RATING: 3.5 out of 5 Stars

Jedd Jong

Bad Neighbours

For F*** Magazine

BAD NEIGHBOURS
2014
Genre: Comedy
Run Time: 96 minutes 
Starring: Seth Rogen, Rose Byrne, Zac Efron, Dave Franco, Christopher Mintz-Plasse, Craig Roberts, Ike Barinholtz, Lisa Kudrow
Directed by: Nicholas Stoller
            You can’t choose your family, and it turns out you can’t choose your neighbours either – except perhaps if you can buy out the whole row of houses. In this comedy, new parents Mac (Rogen) and Kelly (Byrne) don’t have that luxury. With an infant on their hands, they’re horrified when the Delta Psi Beta fraternity moves into the house next door, since it means endless loud parties and no peace for them or their baby girl.

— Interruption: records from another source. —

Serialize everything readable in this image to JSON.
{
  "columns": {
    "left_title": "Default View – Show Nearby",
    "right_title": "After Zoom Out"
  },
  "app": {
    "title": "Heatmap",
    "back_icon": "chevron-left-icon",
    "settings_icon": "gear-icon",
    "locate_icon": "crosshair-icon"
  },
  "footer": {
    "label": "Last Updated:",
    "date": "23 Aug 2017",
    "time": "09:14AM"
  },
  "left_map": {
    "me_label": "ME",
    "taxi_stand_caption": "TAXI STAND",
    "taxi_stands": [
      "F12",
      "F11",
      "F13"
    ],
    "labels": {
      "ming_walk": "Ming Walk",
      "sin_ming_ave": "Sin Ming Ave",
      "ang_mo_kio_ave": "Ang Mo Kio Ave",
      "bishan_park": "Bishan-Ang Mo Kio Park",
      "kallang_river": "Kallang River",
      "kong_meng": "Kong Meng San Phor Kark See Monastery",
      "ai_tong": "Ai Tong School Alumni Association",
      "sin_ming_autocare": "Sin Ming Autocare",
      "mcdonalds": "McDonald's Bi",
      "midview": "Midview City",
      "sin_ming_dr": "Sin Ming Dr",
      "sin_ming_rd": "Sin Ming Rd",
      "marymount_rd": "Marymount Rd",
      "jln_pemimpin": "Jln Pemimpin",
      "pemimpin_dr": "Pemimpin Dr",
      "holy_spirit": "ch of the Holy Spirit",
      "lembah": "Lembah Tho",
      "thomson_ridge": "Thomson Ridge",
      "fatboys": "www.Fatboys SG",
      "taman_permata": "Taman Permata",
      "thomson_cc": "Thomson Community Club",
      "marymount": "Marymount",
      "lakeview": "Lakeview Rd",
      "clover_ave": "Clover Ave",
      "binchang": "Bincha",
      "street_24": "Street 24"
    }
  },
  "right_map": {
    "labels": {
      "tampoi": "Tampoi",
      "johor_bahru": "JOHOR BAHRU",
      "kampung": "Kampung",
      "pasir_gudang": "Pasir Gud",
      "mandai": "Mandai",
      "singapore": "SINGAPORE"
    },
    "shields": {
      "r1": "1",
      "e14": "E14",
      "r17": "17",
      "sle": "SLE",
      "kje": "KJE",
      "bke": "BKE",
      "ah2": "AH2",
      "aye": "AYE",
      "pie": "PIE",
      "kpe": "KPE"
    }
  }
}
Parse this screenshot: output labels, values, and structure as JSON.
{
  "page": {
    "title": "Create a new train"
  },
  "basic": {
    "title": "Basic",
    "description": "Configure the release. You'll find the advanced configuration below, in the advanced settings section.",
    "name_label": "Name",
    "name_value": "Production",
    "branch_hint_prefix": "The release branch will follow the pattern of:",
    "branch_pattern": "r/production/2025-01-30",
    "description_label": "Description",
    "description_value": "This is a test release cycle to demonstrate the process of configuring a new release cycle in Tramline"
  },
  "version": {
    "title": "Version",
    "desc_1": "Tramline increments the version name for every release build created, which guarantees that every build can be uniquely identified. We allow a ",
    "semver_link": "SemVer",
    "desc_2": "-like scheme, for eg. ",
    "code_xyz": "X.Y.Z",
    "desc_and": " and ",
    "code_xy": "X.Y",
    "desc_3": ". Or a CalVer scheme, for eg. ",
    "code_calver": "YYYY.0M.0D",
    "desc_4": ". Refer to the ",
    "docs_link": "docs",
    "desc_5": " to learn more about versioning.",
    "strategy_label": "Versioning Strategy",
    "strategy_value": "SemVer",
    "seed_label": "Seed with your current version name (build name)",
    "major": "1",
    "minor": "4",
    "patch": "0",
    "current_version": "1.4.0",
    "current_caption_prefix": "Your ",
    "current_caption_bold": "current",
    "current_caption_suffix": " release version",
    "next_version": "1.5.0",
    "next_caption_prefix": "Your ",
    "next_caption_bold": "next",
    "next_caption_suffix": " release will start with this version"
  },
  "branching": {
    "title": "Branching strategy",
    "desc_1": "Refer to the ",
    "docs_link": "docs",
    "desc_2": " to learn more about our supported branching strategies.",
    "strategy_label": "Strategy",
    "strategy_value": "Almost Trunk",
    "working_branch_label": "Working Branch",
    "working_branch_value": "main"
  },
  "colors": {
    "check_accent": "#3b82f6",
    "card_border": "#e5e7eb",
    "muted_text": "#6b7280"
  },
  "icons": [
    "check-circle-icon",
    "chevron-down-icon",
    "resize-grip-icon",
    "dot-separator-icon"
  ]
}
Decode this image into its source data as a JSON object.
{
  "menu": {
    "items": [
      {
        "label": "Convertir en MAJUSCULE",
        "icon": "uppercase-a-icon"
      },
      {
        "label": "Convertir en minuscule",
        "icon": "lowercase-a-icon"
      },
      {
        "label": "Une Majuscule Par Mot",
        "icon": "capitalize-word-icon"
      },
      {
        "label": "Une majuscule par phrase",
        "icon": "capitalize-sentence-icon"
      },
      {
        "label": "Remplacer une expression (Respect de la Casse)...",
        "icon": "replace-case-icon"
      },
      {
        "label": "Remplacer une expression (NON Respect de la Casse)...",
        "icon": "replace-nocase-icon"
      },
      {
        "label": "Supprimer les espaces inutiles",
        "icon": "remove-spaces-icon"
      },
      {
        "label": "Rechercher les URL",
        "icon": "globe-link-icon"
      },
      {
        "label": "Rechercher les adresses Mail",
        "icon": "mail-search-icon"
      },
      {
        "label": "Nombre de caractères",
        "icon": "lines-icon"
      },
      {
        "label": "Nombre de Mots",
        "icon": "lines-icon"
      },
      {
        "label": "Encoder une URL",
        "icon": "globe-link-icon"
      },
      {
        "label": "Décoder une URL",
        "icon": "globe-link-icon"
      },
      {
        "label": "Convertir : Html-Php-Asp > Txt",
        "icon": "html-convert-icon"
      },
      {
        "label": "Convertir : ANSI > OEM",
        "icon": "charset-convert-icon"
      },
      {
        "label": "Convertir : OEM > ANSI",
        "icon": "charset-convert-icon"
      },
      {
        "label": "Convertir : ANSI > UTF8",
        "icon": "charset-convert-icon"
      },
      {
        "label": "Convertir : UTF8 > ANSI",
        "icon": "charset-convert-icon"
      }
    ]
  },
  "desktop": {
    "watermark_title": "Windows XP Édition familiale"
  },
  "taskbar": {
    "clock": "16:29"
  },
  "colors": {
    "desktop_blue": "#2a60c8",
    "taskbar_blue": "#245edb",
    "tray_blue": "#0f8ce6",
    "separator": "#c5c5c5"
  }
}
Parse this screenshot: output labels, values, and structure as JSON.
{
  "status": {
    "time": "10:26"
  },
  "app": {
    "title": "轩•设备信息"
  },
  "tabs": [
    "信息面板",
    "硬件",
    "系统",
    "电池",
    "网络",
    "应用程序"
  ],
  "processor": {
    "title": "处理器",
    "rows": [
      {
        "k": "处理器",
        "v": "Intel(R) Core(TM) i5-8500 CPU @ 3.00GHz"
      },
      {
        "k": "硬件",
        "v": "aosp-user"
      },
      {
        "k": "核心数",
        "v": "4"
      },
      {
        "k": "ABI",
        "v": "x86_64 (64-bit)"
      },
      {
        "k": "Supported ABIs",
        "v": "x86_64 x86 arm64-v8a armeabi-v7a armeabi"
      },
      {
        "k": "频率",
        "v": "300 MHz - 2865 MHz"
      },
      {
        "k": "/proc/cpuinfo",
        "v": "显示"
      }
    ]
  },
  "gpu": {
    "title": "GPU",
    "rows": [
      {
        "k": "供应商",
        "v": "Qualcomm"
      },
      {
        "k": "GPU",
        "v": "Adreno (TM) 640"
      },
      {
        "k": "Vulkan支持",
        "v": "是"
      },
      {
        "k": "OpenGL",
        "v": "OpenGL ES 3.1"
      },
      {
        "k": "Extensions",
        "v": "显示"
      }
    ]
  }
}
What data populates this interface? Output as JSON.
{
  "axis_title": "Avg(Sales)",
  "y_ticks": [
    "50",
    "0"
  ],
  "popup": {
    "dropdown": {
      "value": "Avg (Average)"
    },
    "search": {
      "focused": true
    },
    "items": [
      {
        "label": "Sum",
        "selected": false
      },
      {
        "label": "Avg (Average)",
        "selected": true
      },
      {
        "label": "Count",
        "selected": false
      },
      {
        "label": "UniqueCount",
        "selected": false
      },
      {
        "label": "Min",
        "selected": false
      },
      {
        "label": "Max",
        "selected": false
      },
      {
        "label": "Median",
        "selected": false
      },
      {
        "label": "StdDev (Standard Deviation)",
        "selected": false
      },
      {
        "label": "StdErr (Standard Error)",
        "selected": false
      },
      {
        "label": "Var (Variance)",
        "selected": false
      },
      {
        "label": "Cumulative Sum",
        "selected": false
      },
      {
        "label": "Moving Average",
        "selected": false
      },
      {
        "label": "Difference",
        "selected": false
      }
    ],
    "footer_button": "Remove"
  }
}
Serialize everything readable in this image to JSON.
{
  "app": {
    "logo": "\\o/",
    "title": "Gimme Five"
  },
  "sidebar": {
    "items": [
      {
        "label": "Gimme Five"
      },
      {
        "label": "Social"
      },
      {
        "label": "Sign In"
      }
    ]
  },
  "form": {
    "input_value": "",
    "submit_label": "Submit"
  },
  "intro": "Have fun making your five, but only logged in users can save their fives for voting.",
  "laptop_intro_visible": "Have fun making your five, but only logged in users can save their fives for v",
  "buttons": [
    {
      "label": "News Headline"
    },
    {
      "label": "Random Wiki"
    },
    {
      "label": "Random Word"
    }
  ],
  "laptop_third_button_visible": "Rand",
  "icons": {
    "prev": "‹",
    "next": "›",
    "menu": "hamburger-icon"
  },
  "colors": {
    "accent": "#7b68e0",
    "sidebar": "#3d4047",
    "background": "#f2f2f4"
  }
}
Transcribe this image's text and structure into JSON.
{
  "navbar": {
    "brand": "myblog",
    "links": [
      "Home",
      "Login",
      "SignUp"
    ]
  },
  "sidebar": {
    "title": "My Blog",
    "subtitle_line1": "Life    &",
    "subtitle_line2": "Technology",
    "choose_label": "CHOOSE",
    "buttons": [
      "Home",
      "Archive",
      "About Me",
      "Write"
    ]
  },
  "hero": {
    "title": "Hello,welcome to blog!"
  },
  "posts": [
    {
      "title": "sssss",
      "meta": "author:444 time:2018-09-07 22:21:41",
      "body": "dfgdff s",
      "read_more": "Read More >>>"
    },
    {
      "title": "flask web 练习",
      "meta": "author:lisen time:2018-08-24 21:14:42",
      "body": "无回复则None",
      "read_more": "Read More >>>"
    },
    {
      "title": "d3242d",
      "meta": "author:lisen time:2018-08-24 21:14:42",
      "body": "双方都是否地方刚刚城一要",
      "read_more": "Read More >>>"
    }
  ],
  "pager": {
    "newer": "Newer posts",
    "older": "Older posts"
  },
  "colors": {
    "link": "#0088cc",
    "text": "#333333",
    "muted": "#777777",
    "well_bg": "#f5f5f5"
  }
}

Mac and Kelly initially try to keep things civil between them and the fraternity president Teddy (Efron), but things soon get out of hand as the couple and the frat boys repeatedly clash, deciding the street isn’t big enough for both their groups.
            The film is titled Neighbors but is being released as Bad Neighbours in the UK, Australia and other territories presumably to avoid confusion with the long-running soap opera Neighbours. Director Nicholas Stoller is an oft-collaborator of Judd Apatow, having directed R-rated comedies Forgetting Sarah Marshall, its spin-off Get Him to the Greek and The Five Year Engagement. As can be expected, there is no shortage of wanton ribaldry on display in Bad Neighbours, every scene featuring large quantities of profanity, drugs, sex and nudity in any number of combinations. If lowbrow, American Pie-esque humour isn’t your cup of tea (or bong of weed, rather), it’s best to give this a wide berth. But if you’ve got no problem with lactation gags and 3D-printed dildos, this is the flick for you.
 
 
            The problem with many films of this genre is that the characters can be pretty detestable and it’s hard to enjoy their antics when you just can’t relate to them or root for them. By any standards, the characters in Bad Neighbours are not good people: Mac and Kelly are irresponsible, hard-partying parents and Teddy and his frat brothers are inconsiderate, lunk-headed jerks. Teddy even has his frat symbol tattooed on his bicep. However, they end up pretty likeable and somehow, it’s hard to stay mad at these guys and it becomes surprisingly easy to go along with the over the top gags and the sophomoric silliness thanks to the performances the cast turn in.
 
            Seth Rogen essentially plays himself once again – a schlubby, pot-smoking “hurr hurr” type – but he’s entertaining and funny while he’s at it and he and Zac Efron throw themselves into their crazy feud. This is far more Zac Efron’s wheelhouse than dramas like At Any Price and Charlie St. Cloud. He gets to goof off and show off that MTV Movie Award-winning physique, charming but never repulsively smug. Once again Rose Byrne more than proves her versatility, holding her own opposite (and often stealing the show from) Efron and Rogen, gamely partaking in the juvenile hijinks without looking like she’d rather not be there. Dave Franco makes for an excellent foil to Efron as Teddy’s wingman Pete, their friendship/rivalry given surprising depth.
 
 
            Bad Neighbours unfolds in an episodic, somewhat predictable fashion and is far from a sophisticated affair but it manages to be amusing and engaging and some moviegoers will probably end up enjoying this one in spite of themselves. There’s a scene early in the movie in which Mac and Teddy discuss their favourite cinematic versions of Batman, Mac favouring Michael Keaton with Teddy preferring Christian Bale. It’s a moderately clever way of demonstrating a generational gap and the film tackles the worries of moving on from college to a job and a family without becoming sentimental goop. And hey, when “warring neighbours” comedies like Deck the Hallsexist, you could certainly do worse than hanging out with Rogen, Efron, Byrne and co.
 
 
Summary: These bad neighbours make for a pretty good time!